Compensation Committee Analysis (company context)

  • Say‑on‑pay support: 98% approval at the 2024 and 2023 annual meetings indicates strong shareholder support for the NEO pay program.

  • Peer groups and benchmarking: The compensation committee updated peer groups annually (e.g., 2025 peer group includes 16 software peers such as BlackLine, Workiva, Rapid7, Zuora; ranges sized to PROS).

Vesting Schedules and Insider Selling Pressure

  • RSU vesting cadence promotes retention (25% at year 1; quarterly thereafter); MSUs based on 3‑year relative TSR reduce short‑term selling incentives.
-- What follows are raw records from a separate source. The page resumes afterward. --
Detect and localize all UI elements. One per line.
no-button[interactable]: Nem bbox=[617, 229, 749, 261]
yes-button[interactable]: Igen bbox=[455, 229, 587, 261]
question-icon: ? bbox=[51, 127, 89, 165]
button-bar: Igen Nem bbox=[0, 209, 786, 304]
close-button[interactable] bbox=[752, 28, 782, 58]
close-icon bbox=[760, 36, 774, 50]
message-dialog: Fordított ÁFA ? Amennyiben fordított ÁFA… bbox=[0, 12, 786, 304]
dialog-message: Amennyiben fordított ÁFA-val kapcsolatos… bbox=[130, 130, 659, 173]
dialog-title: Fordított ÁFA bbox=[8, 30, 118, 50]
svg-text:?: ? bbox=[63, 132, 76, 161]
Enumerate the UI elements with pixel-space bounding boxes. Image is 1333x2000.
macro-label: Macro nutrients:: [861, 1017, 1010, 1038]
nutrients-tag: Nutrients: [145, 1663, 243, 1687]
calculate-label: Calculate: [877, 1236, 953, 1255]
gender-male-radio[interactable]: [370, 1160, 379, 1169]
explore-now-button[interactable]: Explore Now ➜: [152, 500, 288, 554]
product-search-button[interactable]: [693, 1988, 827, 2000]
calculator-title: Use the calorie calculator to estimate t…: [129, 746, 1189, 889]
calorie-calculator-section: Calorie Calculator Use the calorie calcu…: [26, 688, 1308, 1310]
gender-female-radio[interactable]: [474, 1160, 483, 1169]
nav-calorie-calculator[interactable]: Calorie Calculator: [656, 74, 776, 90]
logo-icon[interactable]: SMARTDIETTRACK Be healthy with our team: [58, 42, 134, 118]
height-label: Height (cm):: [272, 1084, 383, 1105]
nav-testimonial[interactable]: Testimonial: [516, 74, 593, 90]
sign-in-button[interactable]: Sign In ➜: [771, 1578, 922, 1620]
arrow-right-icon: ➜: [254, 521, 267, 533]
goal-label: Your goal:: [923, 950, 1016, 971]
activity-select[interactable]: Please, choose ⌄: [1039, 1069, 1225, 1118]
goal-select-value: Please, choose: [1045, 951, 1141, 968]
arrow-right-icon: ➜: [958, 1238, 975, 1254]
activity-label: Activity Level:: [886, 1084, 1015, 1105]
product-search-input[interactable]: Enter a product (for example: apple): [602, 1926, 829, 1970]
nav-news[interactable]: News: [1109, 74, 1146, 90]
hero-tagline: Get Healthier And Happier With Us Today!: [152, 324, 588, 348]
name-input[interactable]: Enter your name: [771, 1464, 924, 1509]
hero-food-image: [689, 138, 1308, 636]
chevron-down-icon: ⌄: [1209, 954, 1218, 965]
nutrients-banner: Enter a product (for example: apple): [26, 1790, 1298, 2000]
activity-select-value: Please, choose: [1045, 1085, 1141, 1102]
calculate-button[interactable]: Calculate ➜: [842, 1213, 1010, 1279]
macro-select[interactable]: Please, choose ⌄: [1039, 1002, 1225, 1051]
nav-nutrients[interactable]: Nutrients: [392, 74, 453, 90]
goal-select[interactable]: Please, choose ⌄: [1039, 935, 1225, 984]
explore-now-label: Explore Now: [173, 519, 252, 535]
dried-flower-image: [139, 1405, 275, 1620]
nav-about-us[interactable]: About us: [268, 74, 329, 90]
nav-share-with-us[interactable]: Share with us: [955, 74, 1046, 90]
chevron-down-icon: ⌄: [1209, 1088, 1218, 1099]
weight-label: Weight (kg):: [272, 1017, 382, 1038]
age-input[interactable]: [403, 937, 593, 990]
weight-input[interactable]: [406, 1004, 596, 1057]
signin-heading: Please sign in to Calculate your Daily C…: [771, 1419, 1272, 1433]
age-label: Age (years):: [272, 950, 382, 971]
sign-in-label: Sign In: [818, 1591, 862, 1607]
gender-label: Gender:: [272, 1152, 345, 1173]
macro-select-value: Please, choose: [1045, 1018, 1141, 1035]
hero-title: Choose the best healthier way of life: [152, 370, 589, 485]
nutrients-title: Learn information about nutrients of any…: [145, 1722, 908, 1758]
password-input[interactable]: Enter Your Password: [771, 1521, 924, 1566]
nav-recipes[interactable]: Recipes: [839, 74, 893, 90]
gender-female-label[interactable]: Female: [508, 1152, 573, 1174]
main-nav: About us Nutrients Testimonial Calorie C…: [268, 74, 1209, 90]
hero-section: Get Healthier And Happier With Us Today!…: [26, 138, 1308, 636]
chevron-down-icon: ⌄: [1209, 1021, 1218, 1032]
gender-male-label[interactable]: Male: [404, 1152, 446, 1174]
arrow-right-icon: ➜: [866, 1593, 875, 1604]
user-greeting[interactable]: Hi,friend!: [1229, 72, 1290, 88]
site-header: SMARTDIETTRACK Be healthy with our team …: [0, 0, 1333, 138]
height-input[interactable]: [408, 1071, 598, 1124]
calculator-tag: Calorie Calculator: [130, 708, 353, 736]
Company policies prohibit pledging and hedging, further lowering selling pressure risk. Ajay‑specific grant sizes and vesting overhang are not disclosed.

Risk Indicators & Red Flags

  • Governance and controls: Anti‑hedging/anti‑pledging policy; clawbacks; independent CLD committee; strong say‑on‑pay results reduce governance risk.

  • Transaction context: Pending Thoma Bravo acquisition (announced Sept 22, 2025) includes acceleration/settlement mechanics for executives and directors; Ajay is not listed among executives in the disclosed golden parachute tables, and his treatment is not disclosed.

Compensation Structure vs Performance Metrics (framework)

  • Cash incentives: 50% revenue, 50% FCF, with aggressive targets; threshold payouts at 50%, max at 150%, subject to adjusted EBITDA constraints (removed for 2025 plan). Ajay participation not disclosed.

  • Equity incentives: Relative TSR‑based MSUs (0–200%) and time‑based RSUs (4‑year schedule).

Equity Ownership & Pledging

  • No evidence of pledging; company prohibits pledging and short sales for all employees. Ajay’s beneficial ownership and guideline compliance are not disclosed in proxy or EDGAR.

Employment Contracts, Severance, and Change‑of‑Control Economics

  • Ajay’s specific employment terms are not disclosed. NEOs have double‑trigger change‑of‑control severance and equity acceleration; merger proxy outlines realized values for executives and directors only.

Expertise & Qualifications

  • Technical leadership in scalable, high‑performance real‑time systems and AI agents across pricing and commerce workflows; long‑tenured engineering executive at PROS since 2001; UT Austin STEM education.

Investment Implications

  • Retention: Long tenure (since 2001) and public leadership on agentic AI suggest high organizational dependence on Ajay for technical execution; lack of disclosed personal compensation/ownership limits precision but RSU/MSU structures and anti‑pledging policy reduce near‑term selling pressure risk.

  • Alignment: While Ajay’s ownership is undisclosed, firm‑wide policies and senior executive equity design align incentives to long‑term TSR and multi‑year vesting; strong say‑on‑pay support indicates shareholder acceptance of performance linkage.

  • Transaction overhang: With Thoma Bravo’s acquisition, integration plans (travel standalone; B2B with Conga) elevate execution risk in engineering throughput and platform reliability—areas under Ajay’s purview—making his retention and role clarity a key diligence point; specific CIC treatment for Ajay is not disclosed.

Note: Ajay Damani is not a Named Executive Officer in PROS’ proxy; therefore, individual compensation, grants, and ownership details are not disclosed. All company metrics, policies, and structures are cited from PROS filings and releases.